Ce blogue vieillit avec moi, et inévitablement je me répéterai car je ne sais plus très bien ce que j'y ai déjà consigné. Ça fera dire aux mauvaises langues que je deviens gâteux, ce qui est peut-être bien vrai après tout.
Une amie me partageait qu'elle doit se décider à se rendre dans la maison, désormais vide, de sa mère. Ou la vendre sans y mettre les pieds.
Ça m'a rappelé la chance inouïe que j'ai eue lorsque je me suis rendu en visite chez ma sœur et qu'elle m'a offert de loger dans l'ancien appartement de mes parents, inhabité depuis leur départ, dix ans auparavant. Ma sœur n'ayant jamais pu se résoudre à y faire le « ménage », signifiant ici vider les lieux de leur contenu...
Je m'y suis donc retrouvé par un soir d'automne. Elle habitait à l'étage, mes parents ayant occupé le sous-sol pendant les plus belles années de leur retraite. Après le décès de mon père, ma mère ne s'y sentait plus à l'aise : trop de souvenirs qui la hantaient, disait-elle. Elle est donc partie vagabonder de résidences pour personnes autonomes en foyer pour personnes âgées, pour échouer dans une chambrette de mouroir impersonnelle. Consolant de savoir qu'elle avait déjà commencé à partir avant d'y entrer, de sorte qu'elle a passé plusieurs années à s'y croire en visite.

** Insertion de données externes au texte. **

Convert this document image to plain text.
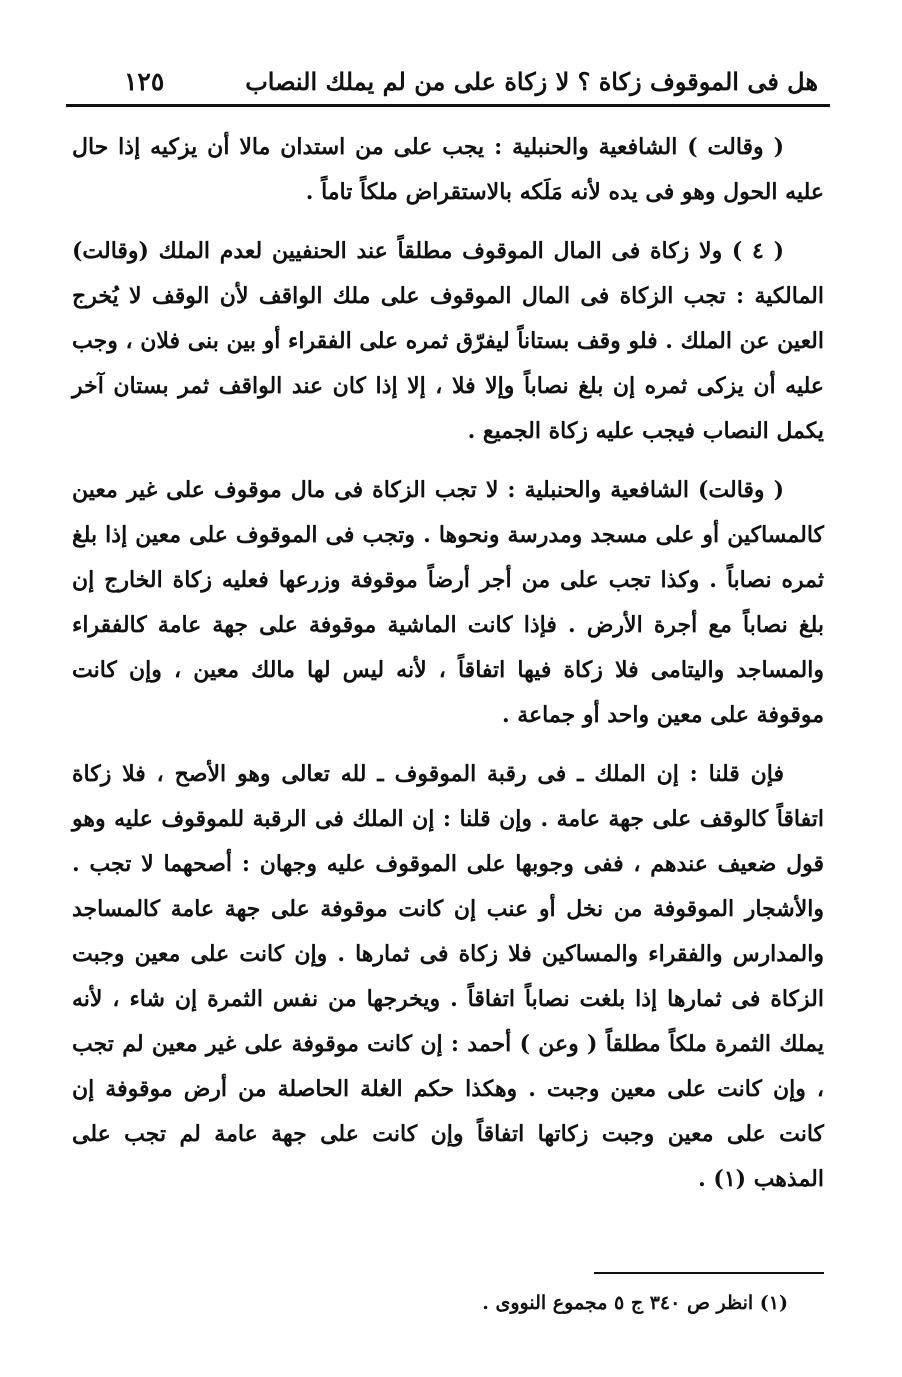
هل فى الموقوف زكاة ؟ لا زكاة على من لم يملك النصاب
١٢٥

( وقالت ) الشافعية والحنبلية : يجب على من استدان مالا أن يزكيه إذا حال عليه الحول وهو فى يده لأنه مَلَكه بالاستقراض ملكاً تاماً .

( ٤ ) ولا زكاة فى المال الموقوف مطلقاً عند الحنفيين لعدم الملك (وقالت) المالكية : تجب الزكاة فى المال الموقوف على ملك الواقف لأن الوقف لا يُخرج العين عن الملك . فلو وقف بستاناً ليفرّق ثمره على الفقراء أو بين بنى فلان ، وجب عليه أن يزكى ثمره إن بلغ نصاباً وإلا فلا ، إلا إذا كان عند الواقف ثمر بستان آخر يكمل النصاب فيجب عليه زكاة الجميع .

( وقالت) الشافعية والحنبلية : لا تجب الزكاة فى مال موقوف على غير معين كالمساكين أو على مسجد ومدرسة ونحوها . وتجب فى الموقوف على معين إذا بلغ ثمره نصاباً . وكذا تجب على من أجر أرضاً موقوفة وزرعها فعليه زكاة الخارج إن بلغ نصاباً مع أجرة الأرض . فإذا كانت الماشية موقوفة على جهة عامة كالفقراء والمساجد واليتامى فلا زكاة فيها اتفاقاً ، لأنه ليس لها مالك معين ، وإن كانت موقوفة على معين واحد أو جماعة .

فإن قلنا : إن الملك ـ فى رقبة الموقوف ـ لله تعالى وهو الأصح ، فلا زكاة اتفاقاً كالوقف على جهة عامة . وإن قلنا : إن الملك فى الرقبة للموقوف عليه وهو قول ضعيف عندهم ، ففى وجوبها على الموقوف عليه وجهان : أصحهما لا تجب . والأشجار الموقوفة من نخل أو عنب إن كانت موقوفة على جهة عامة كالمساجد والمدارس والفقراء والمساكين فلا زكاة فى ثمارها . وإن كانت على معين وجبت الزكاة فى ثمارها إذا بلغت نصاباً اتفاقاً . ويخرجها من نفس الثمرة إن شاء ، لأنه يملك الثمرة ملكاً مطلقاً ( وعن ) أحمد : إن كانت موقوفة على غير معين لم تجب ، وإن كانت على معين وجبت . وهكذا حكم الغلة الحاصلة من أرض موقوفة إن كانت على معين وجبت زكاتها اتفاقاً وإن كانت على جهة عامة لم تجب على المذهب (١) .

(١) انظر ص ٣٤٠ ج ٥ مجموع النووى .
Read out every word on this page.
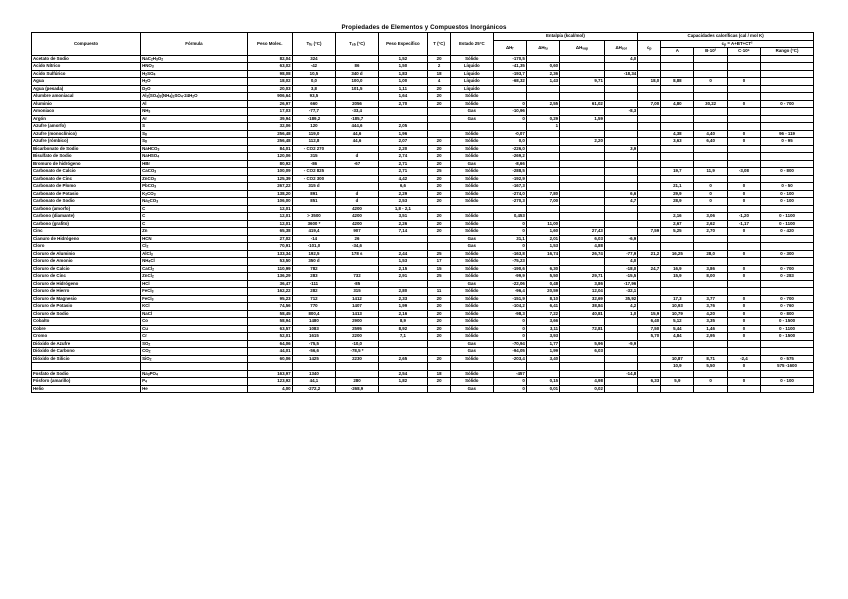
Propiedades de Elementos y Compuestos Inorgánicos
Compuesto	Fórmula	Peso Molec.	$T_{fu}$ (°C)	$T_{eb}$ (°C)	Peso Específico	T (°C)	Estado 25°C	Entalpía (kcal/mol)				Capacidades caloríficas (cal / mol K)				
								$\Delta H_f$	$\Delta H_{fu}$	$\Delta H_{vap}$	$\Delta H_{sol}$	$c_p$	$c_p = A+BT+CT^2$			
													A	B·10³	C·10⁶	Rango (°C)
Acetato de Sodio	$NaC_2H_3O_2$	82,04	324		1,52	20	Sólido	-170,5			4,0					
Acido Nítrico	$HNO_3$	63,02	-42	86	1,50	2	Líquido	-41,35	0,60							
Acido Sulfúrico	$H_2SO_4$	98,08	10,5	340 d	1,83	18	Líquido	-193,7	2,36		-18,34					
Agua	$H_2O$	18,02	0,0	100,0	1,00	4	Líquido	-68,32	1,43	9,71		18,0	8,88	0	0	
Agua (pesada)	$D_2O$	20,03	3,8	101,5	1,11	20	Líquido									
Alumbre amoniacal	$Al_2(SO_4)_3(NH_4)_2SO_4\cdot 24H_2O$	906,64	93,5		1,64	20	Sólido									
Aluminio	Al	26,97	660	2056	2,70	20	Sólido	0	2,55	61,02		7,00	4,80	30,22	0	0 - 700
Amoniaco	$NH_3$	17,03	-77,7	-33,4			Gas	-10,96			-8,3					
Argón	Ar	39,94	-189,2	-185,7			Gas	0	0,29	1,59						
Azufre (amorfo)	S	32,06	120	444,6	2,05				1							
Azufre (monoclínico)	$S_8$	256,48	119,0	44,6	1,96		Sólido	-0,07					4,38	4,40	0	96 - 119
Azufre (rómbico)	$S_8$	256,48	112,8	44,6	2,07	20	Sólido	0,0		2,20			3,63	6,40	0	0 - 95
Bicarbonato de Sodio	NaHCO$_3$	84,01	- CO2 270		2,20	20	Sólido	-226,0			3,9					
Bisulfato de Sodio	NaHSO$_4$	120,06	315	d	2,74	20	Sólido	-269,2								
Bromuro de hidrógeno	HBr	80,92	-86	-67	2,71	20	Gas	-8,66								
Carbonato de Calcio	CaCO$_3$	100,09	- CO2 825		2,71	25	Sólido	-288,5					19,7	11,9	-3,08	0 - 800
Carbonato de Cinc	ZnCO$_3$	125,39	- CO2 300		4,42	20	Sólido	-192,9								
Carbonato de Plomo	PbCO$_3$	267,22	315 d		6,6	20	Sólido	-167,3					21,1	0	0	0 - 50
Carbonato de Potasio	$K_2CO_3$	138,20	891	d	2,29	20	Sólido	-274,0	7,80		6,6		29,9	0	0	0 - 100
Carbonato de Sodio	$Na_2CO_3$	106,00	851	d	2,53	20	Sólido	-270,3	7,00		4,7		28,9	0	0	0 - 100
Carbono (amorfo)	C	12,01		4200	1,8 - 2,1											
Carbono (diamante)	C	12,01	> 3500	4200	3,51	20	Sólido	0,453					2,16	3,06	-1,20	0 - 1100
Carbono (grafito)	C	12,01	3600 *	4200	2,26	20	Sólido	0	11,00				2,67	2,62	-1,17	0 - 1100
Cinc	Zn	65,38	419,4	907	7,14	20	Sólido	0	1,60	27,43		7,59	5,25	2,70	0	0 - 420
Cianuro de Hidrógeno	HCN	27,02	-14	26			Gas	31,1	2,01	6,03	-6,9					
Cloro	$Cl_2$	70,91	-101,0	-34,6			Gas	0	1,53	4,88						
Cloruro de Aluminio	AlCl$_3$	133,34	192,5	178 s	2,44	25	Sólido	-163,8	16,74	26,74	-77,9	21,2	16,25	28,0	0	0 - 300
Cloruro de Amonio	$NH_4Cl$	53,50	350 d		1,53	17	Sólido	-75,23			4,0					
Cloruro de Calcio	CaCl$_2$	110,99	782		2,15	15	Sólido	-190,6	6,30		-18,0	24,7	16,9	3,86	0	0 - 700
Cloruro de Cinc	ZnCl$_2$	136,29	283	732	2,91	25	Sólido	-99,9	5,50	29,71	-15,5		15,9	8,00	0	0 - 283
Cloruro de Hidrógeno	HCl	36,47	-111	-85			Gas	-22,06	0,48	3,86	-17,96					
Cloruro de Hierro	FeCl$_3$	162,22	282	315	2,80	11	Sólido	-96,4	20,59	12,04	-32,1					
Cloruro de Magnesio	FeCl$_3$	95,23	712	1412	2,33	20	Sólido	-151,9	8,10	32,69	35,92		17,3	3,77	0	0 - 700
Cloruro de Potasio	KCl	74,56	770	1407	1,99	20	Sólido	-104,2	6,41	38,84	4,2		10,93	3,76	0	0 - 760
Cloruro de Sodio	NaCl	58,45	800,4	1413	2,16	20	Sólido	-98,3	7,22	40,81	1,0	15,9	10,79	4,20	0	0 - 800
Cobalto	Co	58,94	1480	2900	8,9	20	Sólido	0	3,66			6,40	5,12	3,35	0	0 - 1500
Cobre	Cu	63,57	1083	2595	8,92	20	Sólido	0	3,11	72,81		7,50	5,44	1,46	0	0 - 1100
Cromo	Cr	52,01	1615	2200	7,1	20	Sólido	0	3,93			5,70	4,84	2,95	0	0 - 1500
Dióxido de Azufre	$SO_2$	64,06	-75,5	-10,0			Gas	-70,94	1,77	5,96	-9,9					
Dióxido de Carbono	$CO_2$	44,01	-56,6	-78,5 *			Gas	-94,05	1,99	6,03						
Dióxido de Silicio	SiO$_2$	60,06	1425	2230	2,65	20	Sólido	-203,4	3,40				10,87	8,71	-2,4	0 - 575
													10,9	5,50	0	575 -1600
Fosfato de Sodio	$Na_3PO_4$	163,97	1340		2,54	18	Sólido	-457			-14,8					
Fósforo (amarillo)	$P_4$	123,92	44,1	280	1,82	20	Sólido	0	0,15	4,98		6,33	5,9	0	0	0 - 100
Helio	He	4,00	-272,2	-268,9			Gas	0	0,01	0,02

J'ai déposé mes valises dans la cuisine de l'appartement.
Rien n'avait changé.
Au point que mon père aurait pu sortir du salon sur un pas de danse comme il le faisait souvent et ma mère sortir de sa chambre, surprise en flagrant délit de sieste : « Ah ben la belle visite! Moi qui dort JAMAIS pendant la journée, je me suis fait prendre! » Pourquoi elle se sentait coupable de faire une sieste pendant la journée continue de me surprendre! Et moi de lui dire qu'elle avait bien mérité ses siestes pour avoir tant travaillé. Et elle de nier l'évidence, non, non, je ne dors jamais le jour, voyons-donc! (Elle avait la particularité d'avoir les cheveux aplatis sur le côté de la tête sur lequel elle s'était assoupi, et elle avait un côté de la tête plate très souvent, même quand on ne la surprenait pas.)
J'ai donc déambulé dans l'appartement avec un curieux sentiment mi-voyeur, mi-nostalgique. Le fauteuil de mon père, devant la fenêtre où il avait découvert les oiseaux (ça je sais que j'en ai déjà parlé ailleurs dans le blogue!). Le piano de ma mère, cet instrument qu'elle avait continué à jouer sans difficulté, même lorsque sa maladie lui empêchait de se souvenir où était le piano dans la résidence où elle habitait.. ou même de se souvenir qu'il y en avait un!
Ma sœur m'avait prévenu qu'elle n'avait rien touché depuis leur départ. Elle était très sérieuse car dans le porte-journal, il y avait les journaux de 1996. Curieusement, on annonçait le mariage de je-ne-sais-trop quel joueur de hockey, qui venait justement de faire la manchette pour un divorce tapageur.
Était-ce bien de se retrouver dans ce musée? Oui. Dix ans après leur départ, des vies éteintes reprenaient leur cours, les souvenirs qui s'effacent si facilement refaisaient surface, je me suis surpris à sourire. J'ai retrouvé au haut de garde-robe de ma mère les boîtes de Sweet Mary dans lesquelles ma mère conservait les photos de famille depuis l'époque où elle tenait épicerie, récupérant ces boîtes de chocolat qu'elle trouvait solides. C'était avant le Tupperware, bien entendu.
Ce soir-là, j'ai monté les précieuses boîtes en haut, chez ma sœur. Nous avons passé la soirée à regarder tous ces souvenirs.
Quelques mois plus tard, l'appartement était la proie des flammes. Tout y est passé, sauf les photos que personne n'avait songé à remettre dans la garde-robe.